Prof Michael Jacobs, of Sheffield University, an economist and former adviser to Gordon Brown, says high inflation has been the key factor behind the current surge in support for strike action.

“I think inflation is the big driver, and of course it isn’t surprising that the last time we had a period of a lot of industrial unrest, in the 1970s, was also a period of higher inflation,” he says.

“There must come a point where being offered a real wage cut, people just say, ‘I’m not accepting that, that’s ridiculous.’”

He adds that public sympathy with strikers may be aided by a broader sense that across the economy, many people have seen their working lives get harder.

“Unions have come back into fashion as workers’ conditions have got worse,” he says. “There is a general sense that a lot of pressure has come on to workers. The gig economy is one version of that, but even in jobs that are not insecure, I think people work a lot harder than they used to. They work more intensively, and they are more fed up.”

It may also be no coincidence that many of the sectors where people are now threatening to walk out are those whose staff continued to go to work through the dark days of the pandemic, including nurses, teachers and many civil servants.

When the lockdowns were over, instead of being rewarded by a grateful nation, nurses found themselves grappling with NHS backlogs, teachers with children hit hard by lost learning, and public sector staff in general with chronic underfunding.

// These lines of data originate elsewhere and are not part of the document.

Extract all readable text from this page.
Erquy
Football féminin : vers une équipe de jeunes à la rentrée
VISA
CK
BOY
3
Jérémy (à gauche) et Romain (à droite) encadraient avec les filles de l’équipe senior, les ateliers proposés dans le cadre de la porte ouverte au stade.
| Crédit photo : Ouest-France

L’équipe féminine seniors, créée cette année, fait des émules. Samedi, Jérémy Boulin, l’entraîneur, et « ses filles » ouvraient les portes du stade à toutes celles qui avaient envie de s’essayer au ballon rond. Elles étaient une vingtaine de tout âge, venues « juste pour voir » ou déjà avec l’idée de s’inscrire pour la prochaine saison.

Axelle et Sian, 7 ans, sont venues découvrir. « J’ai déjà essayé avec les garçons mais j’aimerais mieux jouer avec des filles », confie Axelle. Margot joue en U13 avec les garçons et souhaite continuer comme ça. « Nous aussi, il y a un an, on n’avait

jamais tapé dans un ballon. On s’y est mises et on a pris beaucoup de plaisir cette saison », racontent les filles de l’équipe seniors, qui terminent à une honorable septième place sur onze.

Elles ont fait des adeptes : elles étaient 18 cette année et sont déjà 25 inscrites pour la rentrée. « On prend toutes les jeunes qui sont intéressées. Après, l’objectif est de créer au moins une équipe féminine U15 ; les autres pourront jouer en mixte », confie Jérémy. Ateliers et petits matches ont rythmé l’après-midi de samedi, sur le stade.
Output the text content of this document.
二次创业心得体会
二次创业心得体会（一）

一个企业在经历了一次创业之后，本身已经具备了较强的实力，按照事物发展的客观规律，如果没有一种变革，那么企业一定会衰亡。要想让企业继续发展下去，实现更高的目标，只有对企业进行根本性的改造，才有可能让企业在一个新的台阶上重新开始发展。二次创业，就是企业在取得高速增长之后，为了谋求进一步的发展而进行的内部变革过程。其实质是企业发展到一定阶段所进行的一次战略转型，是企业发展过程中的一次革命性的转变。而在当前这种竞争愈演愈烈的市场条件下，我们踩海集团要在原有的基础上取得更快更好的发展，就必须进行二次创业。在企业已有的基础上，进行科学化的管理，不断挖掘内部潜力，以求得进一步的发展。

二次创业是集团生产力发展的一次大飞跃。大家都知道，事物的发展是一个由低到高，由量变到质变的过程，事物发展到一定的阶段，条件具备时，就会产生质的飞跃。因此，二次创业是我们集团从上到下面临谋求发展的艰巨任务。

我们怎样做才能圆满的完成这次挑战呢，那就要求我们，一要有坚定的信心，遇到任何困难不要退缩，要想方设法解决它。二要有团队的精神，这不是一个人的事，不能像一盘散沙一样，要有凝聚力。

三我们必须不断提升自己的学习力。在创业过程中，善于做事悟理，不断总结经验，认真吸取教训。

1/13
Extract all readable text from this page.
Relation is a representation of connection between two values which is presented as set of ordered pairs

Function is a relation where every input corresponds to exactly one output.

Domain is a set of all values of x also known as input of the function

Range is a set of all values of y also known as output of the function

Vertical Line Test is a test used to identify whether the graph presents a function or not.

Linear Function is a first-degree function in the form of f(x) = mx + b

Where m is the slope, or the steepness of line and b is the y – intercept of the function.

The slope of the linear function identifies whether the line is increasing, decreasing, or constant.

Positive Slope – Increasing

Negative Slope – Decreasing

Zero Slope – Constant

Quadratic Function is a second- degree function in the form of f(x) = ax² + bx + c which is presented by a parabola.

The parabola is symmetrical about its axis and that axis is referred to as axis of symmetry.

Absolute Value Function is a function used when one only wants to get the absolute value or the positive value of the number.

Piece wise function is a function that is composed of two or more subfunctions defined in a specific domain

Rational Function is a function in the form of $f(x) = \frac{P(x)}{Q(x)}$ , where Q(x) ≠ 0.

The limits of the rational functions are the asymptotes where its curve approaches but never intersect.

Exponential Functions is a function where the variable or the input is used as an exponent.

Bin bags and boxes around a park bench
Rubbish piles up in Leicester Square, London, in 1979 during the winter of discontent. Photograph: PA

Mark Serwotka, general secretary of the PCS union, says he is balloting 150,000 members across public services, to improve terms and conditions for what he calls “these pandemic heroes”.

“Our members have had enough of being treated with contempt by this government,” he said. “When they vote ‘yes’ for strike action, the government will see how critical our members are in delivering key public services.”

Tony Wilson, of the Institute for Employment Studies, says the growing gap between public and private sector pay is also likely to have contributed to a sense of injustice.

“There’s a massive disparity between the public and private sectors. So public sector pay growth is barely 2% year on year; private sector pay growth is above 6%. So not only is there a living standards squeeze, because pay is not keeping up with inflation; it’s absolutely hammering public sector workers, far more than their private sector counterparts.”

Some state-funded employers are already warning that prolonged pay restraint is hampering their ability to recruit and retain the staff they need.

Matthew Taylor, of the NHS Confederation, which represents healthcare employers, says: “Two of the words I hear most often when I speak to NHS and care leaders are Amazon and Aldi: and the reason I hear those words is because their staff are leaving to work in Amazon and Aldi.

“It’s partly to do with wages, but it’s also about the pressures people are under,” he adds. “There was this sense that, when we come out of this, we’ll be able to acknowledge people and give people maybe a little bit of rest and recuperation, and it’s not been possible to do that – we’ve just had to plough on. That’s very challenging.”

He points to the help some healthcare employers are offering to support their workers through the cost-of-living crisis – including food banks.

Unison’s general secretary, Christina McAnea, whose union is currently balloting 350,000 members who work in the NHS, says: “It’s no wonder hundreds of thousands of key workers are deciding whether to strike for better pay. The government must step in to avert disruption to services by boosting their earnings.

“If not, skilled and experienced staff will continue to quit for higher wages and less stressful work in other sectors. That means already-understaffed public services will simply collapse, leaving communities without care and support.”